The most significant moments in Apple’s history have mostly been product launches – from the Macintosh 128k saying “hello”, to the audience whooping as Steve Jobs announced a “revolutionary mobile phone” in 2007. But the most significant moment of Tim Cook’s leadership belongs in an entirely different category – and may be the most significant of them all.
It started with an atrocity. On 2 December 2015, Rizwan Farook, an inspector for the San Bernardino County Department of Public Health, in California, and his wife, Tashfeen Malik, fired over 100 bullets into the crowd at a Christmas party. Fourteen people died, 22 were seriously injured. Farook and Malik were killed in a shootout with the police. They had been motivated, at least in part, by Islamist terror groups and the terrible catechisms they found on the internet.
The FBI began investigating the attack, but soon ran into a problem: they couldn’t unlock Farook’s iPhone, which had been provided to him by the Public Health Department, and which they wanted to check for evidence. It was kept shut by one of Apple’s default security features, a four-digit passcode. If the wrong passcode were entered ten times, then all the data on the phone would be erased. The FBI was struggling to break this heavily encrypted system.
Thus began a very public argument between the law enforcement agency and the tech giant. They asked Apple to make new software for the phone – a “backdoor” key – so that the encryption could be overridden. Apple refused, on the grounds that the security of its devices was sacrosanct. The FBI then went from asking to demanding, through court orders. Still Apple refused. After a couple of months, the FBI paid an outside company – or perhaps one or more freelance hackers – to successfully access the phone’s digital innards.
There are complicating addendums to this story; it wasn’t entirely iConoclasts versus the Man. In one of the court motions against Apple, dated 19 February 2016, it was revealed that some of the company’s engineers had met with the FBI to discuss other methods for accessing the phone’s contents.
The most promising of these alternatives – an automatic backup of Farook’s most recent iPhone data to his iCloud account, from which it could be accessed – was shut off because the Public Health Department had already changed the password to his iCloud account without speaking to Apple. This meant that the backup couldn’t then happen without the four-digit passcode to his phone, and that again, of course, is where Apple drew the line. They were okay with the iCloud data being accessed, in part because it was a work account and the password was known. They were not okay with coding their way around an iPhone’s security features.

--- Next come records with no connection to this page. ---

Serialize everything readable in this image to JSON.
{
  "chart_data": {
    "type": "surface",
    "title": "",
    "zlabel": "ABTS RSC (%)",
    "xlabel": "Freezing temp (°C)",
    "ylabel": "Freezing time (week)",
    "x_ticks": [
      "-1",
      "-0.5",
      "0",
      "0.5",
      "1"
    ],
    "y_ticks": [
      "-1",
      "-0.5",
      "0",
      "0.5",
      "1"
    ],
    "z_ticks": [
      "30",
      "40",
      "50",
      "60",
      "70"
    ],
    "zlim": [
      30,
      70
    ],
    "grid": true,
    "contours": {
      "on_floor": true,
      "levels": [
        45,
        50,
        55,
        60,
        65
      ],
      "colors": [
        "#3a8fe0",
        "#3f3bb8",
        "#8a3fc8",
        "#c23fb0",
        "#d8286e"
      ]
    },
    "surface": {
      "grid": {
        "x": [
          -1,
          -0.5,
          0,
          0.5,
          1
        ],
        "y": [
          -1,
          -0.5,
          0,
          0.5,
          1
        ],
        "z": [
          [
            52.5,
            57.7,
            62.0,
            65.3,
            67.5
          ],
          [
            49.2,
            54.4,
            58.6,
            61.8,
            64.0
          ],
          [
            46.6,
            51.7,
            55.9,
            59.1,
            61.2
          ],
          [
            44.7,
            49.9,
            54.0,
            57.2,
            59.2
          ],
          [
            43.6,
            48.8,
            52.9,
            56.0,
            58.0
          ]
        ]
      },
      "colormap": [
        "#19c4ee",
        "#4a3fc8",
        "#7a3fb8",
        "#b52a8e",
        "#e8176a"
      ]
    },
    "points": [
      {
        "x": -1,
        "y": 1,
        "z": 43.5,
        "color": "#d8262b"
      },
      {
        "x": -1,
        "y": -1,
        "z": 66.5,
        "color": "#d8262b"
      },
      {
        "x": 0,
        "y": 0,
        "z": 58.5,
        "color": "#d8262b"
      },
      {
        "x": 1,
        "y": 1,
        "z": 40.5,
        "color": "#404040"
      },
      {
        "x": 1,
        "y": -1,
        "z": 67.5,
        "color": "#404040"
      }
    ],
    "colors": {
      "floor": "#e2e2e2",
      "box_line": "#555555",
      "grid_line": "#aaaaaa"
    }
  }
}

In an open letter to customers, Tim Cook observed at the time: “The government could extend this breach of privacy and demand that Apple build surveillance software to intercept your messages, access your health records or financial data, track your location, or even access your phone’s microphone or camera without your knowledge.” It was and remains important, for his company’s interests, that the encryption of those devices is seen as uncrackable.
This was especially true after the release of iOS 8 in 2014, over a year before the San Bernardino attacks. This was the operating system that included, for the first time, Apple’s Heath and Pay apps – and the encryption built into it was strengthened accordingly. Even today, the “Legal Process Guidelines” that Apple has produced for “Government & Law Enforcement within the United States” are clear: for devices on iOS 4 to iOS 7, Apple may be able to extract data upon legal request; whereas for devices on iOS 8 or later, “Apple is unable to perform an iOS device data extraction as the data typically sought by law enforcement is encrypted, and Apple does not possess the encryption key”. Farook’s iPhone was on iOS 9.

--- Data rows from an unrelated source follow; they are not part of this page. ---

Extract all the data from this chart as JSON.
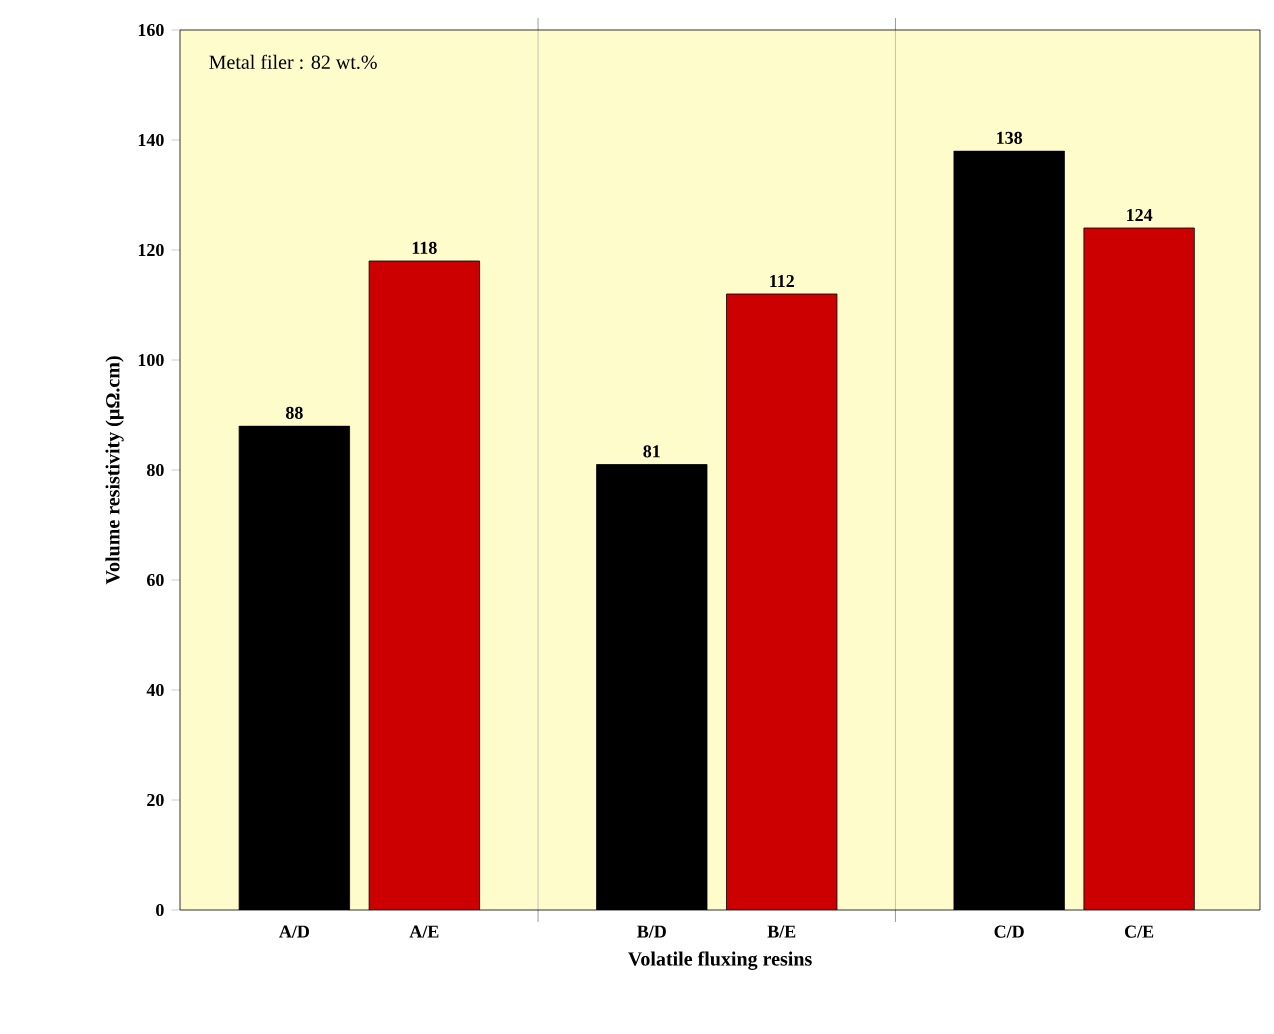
{
  "chart_data": {
    "type": "bar",
    "xlabel": "Volatile fluxing resins",
    "ylabel": "Volume resistivity (µΩ.cm)",
    "categories": [
      "A/D",
      "A/E",
      "B/D",
      "B/E",
      "C/D",
      "C/E"
    ],
    "values": [
      88,
      118,
      81,
      112,
      138,
      124
    ],
    "colors": [
      "#000000",
      "#cc0000",
      "#000000",
      "#cc0000",
      "#000000",
      "#cc0000"
    ],
    "ylim": [
      0,
      160
    ],
    "yticks": [
      0,
      20,
      40,
      60,
      80,
      100,
      120,
      140,
      160
    ],
    "data_labels": true,
    "grid": "x",
    "annotations": [
      "Metal filer : 82 wt.%"
    ]
  }
}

But there was still something brave about Cook’s stance – and risky. The San Bernardino case was after the Edward Snowden revelations, so there was some liminal unease about the state and its access to people’s data; but it was some time before the Cambridge Analytica scandal, which made privacy an urgent question for all the tech giants. Apple’s CEO was opening up a very big question about the relationship between a company and a country: who makes the law? And he was doing so over a terrorist’s phone. This was not a sure-fire bet.
Did it pay off? Well, Apple’s value has doubled in the years since. And they have been able to distinguish themselves from other tech giants, such as Facebook and Google, who rely on a certain looseness of data so that it can be repurposed or perhaps even sold on. Apple’s devices are instead marketed as walled gardens; pretty places where you’re free from intrusion. As part of a financial filing made in late 2017, the company codified six “values” – one of which was that “privacy is a fundamental human right”.